On a portfolio this size, the lesson learned is that it’s best not to try to do it all remotely. Instead, Singler plans to conduct the benchmarking in stages and make sure the accounts are set up correctly.
When we caught up with Singler by phone, he was just walking into the Lakeshore Campus of Loyola University Chicago to discuss a possible partnership with the university’s Institute of Environmental Sustainability to provide support to help the parishes benchmark and track energy use.
In the meantime, some buildings in the archdiocese are already eco-friendly. For example, the field operations center for Resurrection Cemetery has been heated with a solar thermal system since 1978.
Old St. Mary's School was built in 2011 with green building in mind from the start. Solar panels on the roof help generate electricity for the school. In the summer months, when school is out, the building receives an average of 40 percent of its energy from the panels.
In addition, St. Joseph College Seminary, completed in 2012, holds a LEED Gold certification.
But that still leaves plenty of considerably older buildings to update.
“A lot of our older churches within the city have central plants,” Preciado says. “If we can get move from central plants to each building having its own heating system, that's what we're trying to move toward.”
If he can’t separate a central system, Preciado will look to add zone valves and better controls in order to gain better control of the system.
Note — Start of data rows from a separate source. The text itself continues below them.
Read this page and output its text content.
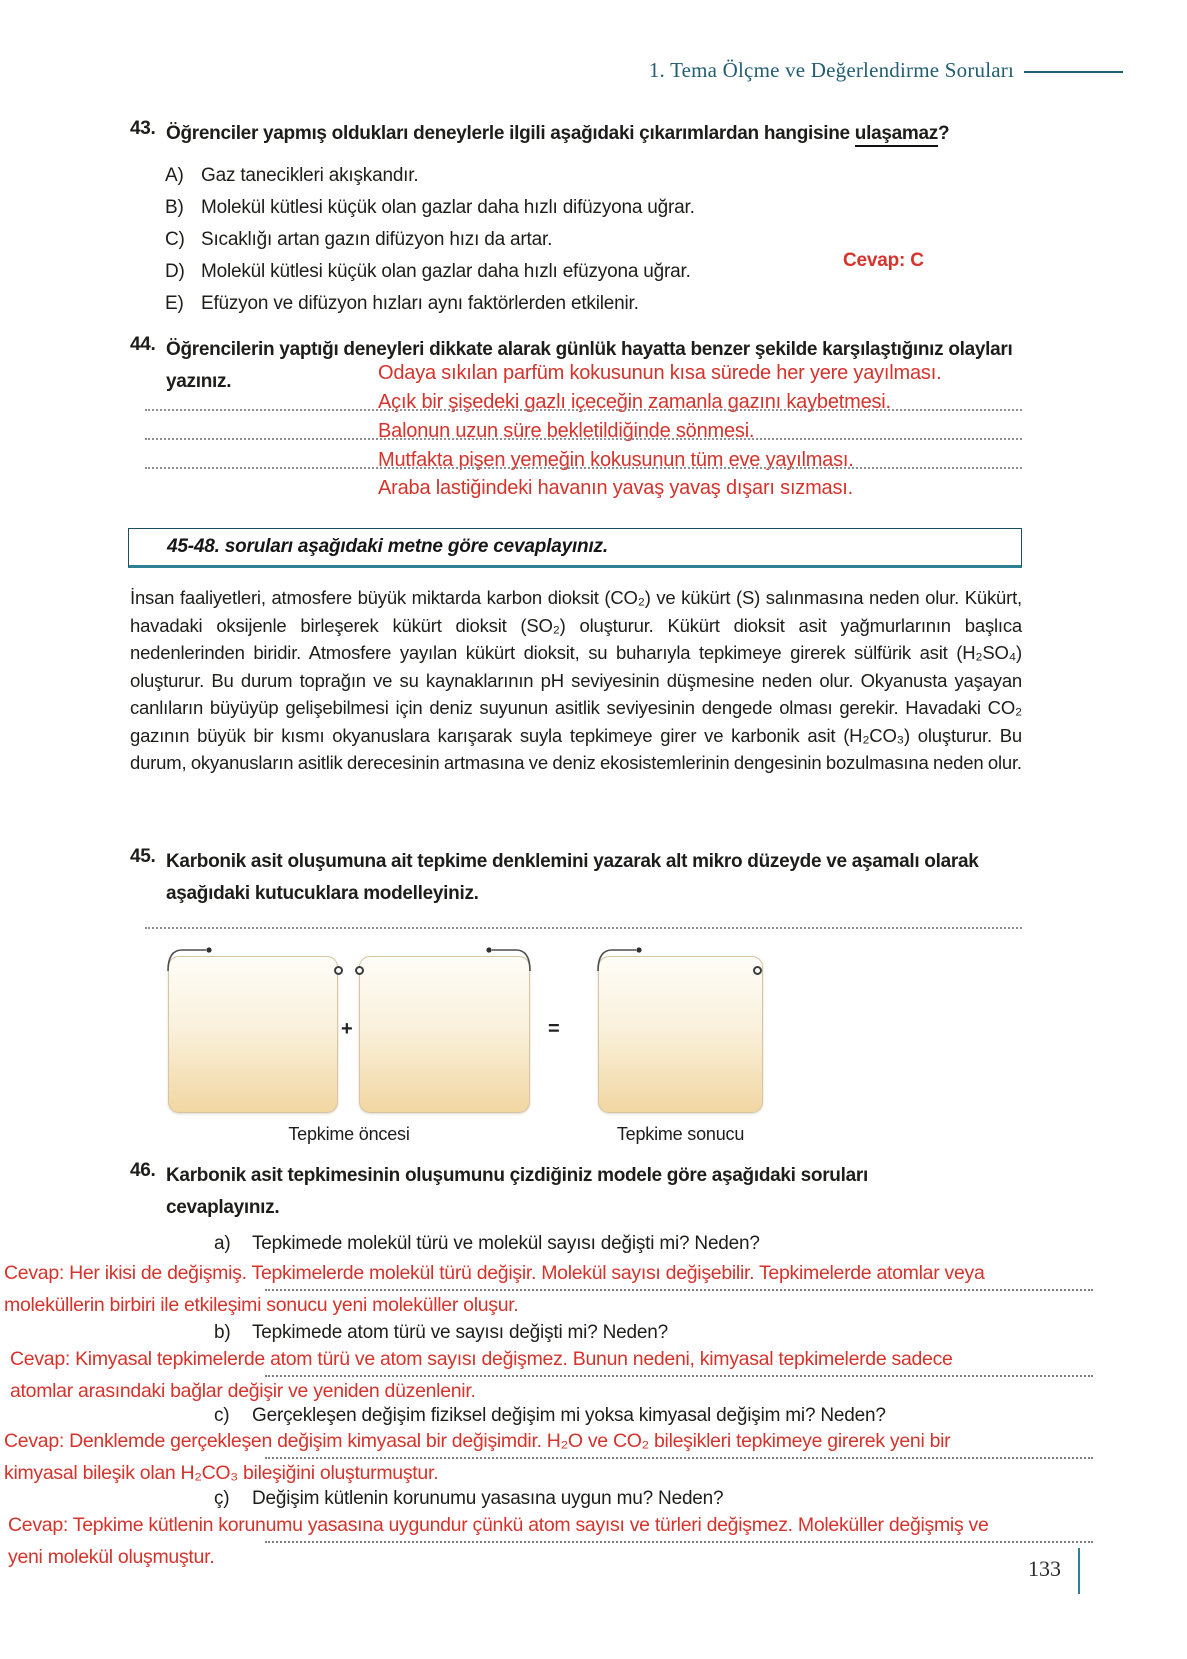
1. Tema Ölçme ve Değerlendirme Soruları
43. Öğrenciler yapmış oldukları deneylerle ilgili aşağıdaki çıkarımlardan hangisine ulaşamaz?
A) Gaz tanecikleri akışkandır.
B) Molekül kütlesi küçük olan gazlar daha hızlı difüzyona uğrar.
C) Sıcaklığı artan gazın difüzyon hızı da artar.
D) Molekül kütlesi küçük olan gazlar daha hızlı efüzyona uğrar.
E) Efüzyon ve difüzyon hızları aynı faktörlerden etkilenir.
Cevap: C
44. Öğrencilerin yaptığı deneyleri dikkate alarak günlük hayatta benzer şekilde karşılaştığınız olayları yazınız.	Odaya sıkılan parfüm kokusunun kısa sürede her yere yayılması.
Açık bir şişedeki gazlı içeceğin zamanla gazını kaybetmesi.
Balonun uzun süre bekletildiğinde sönmesi.
Mutfakta pişen yemeğin kokusunun tüm eve yayılması.
Araba lastiğindeki havanın yavaş yavaş dışarı sızması.
45-48. soruları aşağıdaki metne göre cevaplayınız.
İnsan faaliyetleri, atmosfere büyük miktarda karbon dioksit (CO₂) ve kükürt (S) salınmasına neden olur. Kükürt, havadaki oksijenle birleşerek kükürt dioksit (SO₂) oluşturur. Kükürt dioksit asit yağmurlarının başlıca nedenlerinden biridir. Atmosfere yayılan kükürt dioksit, su buharıyla tepkimeye girerek sülfürik asit (H₂SO₄) oluşturur. Bu durum toprağın ve su kaynaklarının pH seviyesinin düşmesine neden olur. Okyanusta yaşayan canlıların büyüyüp gelişebilmesi için deniz suyunun asitlik seviyesinin dengede olması gerekir. Havadaki CO₂ gazının büyük bir kısmı okyanuslara karışarak suyla tepkimeye girer ve karbonik asit (H₂CO₃) oluşturur. Bu durum, okyanusların asitlik derecesinin artmasına ve deniz ekosistemlerinin dengesinin bozulmasına neden olur.
45. Karbonik asit oluşumuna ait tepkime denklemini yazarak alt mikro düzeyde ve aşamalı olarak aşağıdaki kutucuklara modelleyiniz.
+	=
Tepkime öncesi	Tepkime sonucu
46. Karbonik asit tepkimesinin oluşumunu çizdiğiniz modele göre aşağıdaki soruları cevaplayınız.
a)	Tepkimede molekül türü ve molekül sayısı değişti mi? Neden?
Cevap: Her ikisi de değişmiş. Tepkimelerde molekül türü değişir. Molekül sayısı değişebilir. Tepkimelerde atomlar veya
moleküllerin birbiri ile etkileşimi sonucu yeni moleküller oluşur.
b)	Tepkimede atom türü ve sayısı değişti mi? Neden?
Cevap: Kimyasal tepkimelerde atom türü ve atom sayısı değişmez. Bunun nedeni, kimyasal tepkimelerde sadece
atomlar arasındaki bağlar değişir ve yeniden düzenlenir.
c)	Gerçekleşen değişim fiziksel değişim mi yoksa kimyasal değişim mi? Neden?
Cevap: Denklemde gerçekleşen değişim kimyasal bir değişimdir. H₂O ve CO₂ bileşikleri tepkimeye girerek yeni bir
kimyasal bileşik olan H₂CO₃ bileşiğini oluşturmuştur.
ç)	Değişim kütlenin korunumu yasasına uygun mu? Neden?
Cevap: Tepkime kütlenin korunumu yasasına uygundur çünkü atom sayısı ve türleri değişmez. Moleküller değişmiş ve
yeni molekül oluşmuştur.	133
“There are some parishes and projects in which we do as much as we can,” Preciado explains. “Sometimes we try to phase the project in so we'll do the main steam boilers. Then, perhaps, adopt a more simplified control system. Instead of multiple zone valves we might just have one for the school with just enough averaging sensors to divide and control it.”
Much depends on budgets since these projects are paid for by the parishes.
“No two parishes are the same,” Preciado sums up. “A system like the one at St. Gabriel might not work at another parish.”
Most of our stories on energy retrofits have to do with the basics of saving money with the latest in efficient equipment and sophisticated control technology. And St. Gabriel’s new heating system is certainly like all those others.
But the Chicago archdiocese’s retrofit plan comes, naturally, from a higher source.
In 2015, Pope Francis delivered the Roman Catholic Church’s first-ever encyclical on the environment — most notably, on climate change.
“The climate is a common good, belonging to all and meant for all,” he wrote.
Catholics regard encyclicals, or official papal letters, as authoritative teachings on a particular subject. They’re meant to instruct as well to inspire action among the flock.
In his letter, the pope said a “very solid scientific consensus indicates that we are presently witnessing a disturbing warming of the climatic system.”
The pope called for people to make changes to combat this warming or at least the human causes that produce and worsen it.
“We have this earth on loan,” Archbishop Blaise J. Cupich later said at the press conference when he announced his benchmarking plans with the EPA.
“Those who do not think religious organizations should have an opinion on climate change misunderstand the purpose of the former and the mortal dimension of the latter,” the archbishop added. “We are called to care for those sickened by pollution, house those displaced by environmental calamities and heal the spirits of those, especially our youth, who are disheartened by a world where human survival is now in question.”
Cupich said he hopes the undertaking will inspire others in and out of the church to take similar measures.
“We have to set an example that it can be done, and it must be done, if we are to fulfill our sustainability goals,” he said. “Let’s be honest. This entire effort to protect the environment for future generation will involve very difficult choices in the future. However, these choices will be less difficult if we all do what we can now to protect our common home.”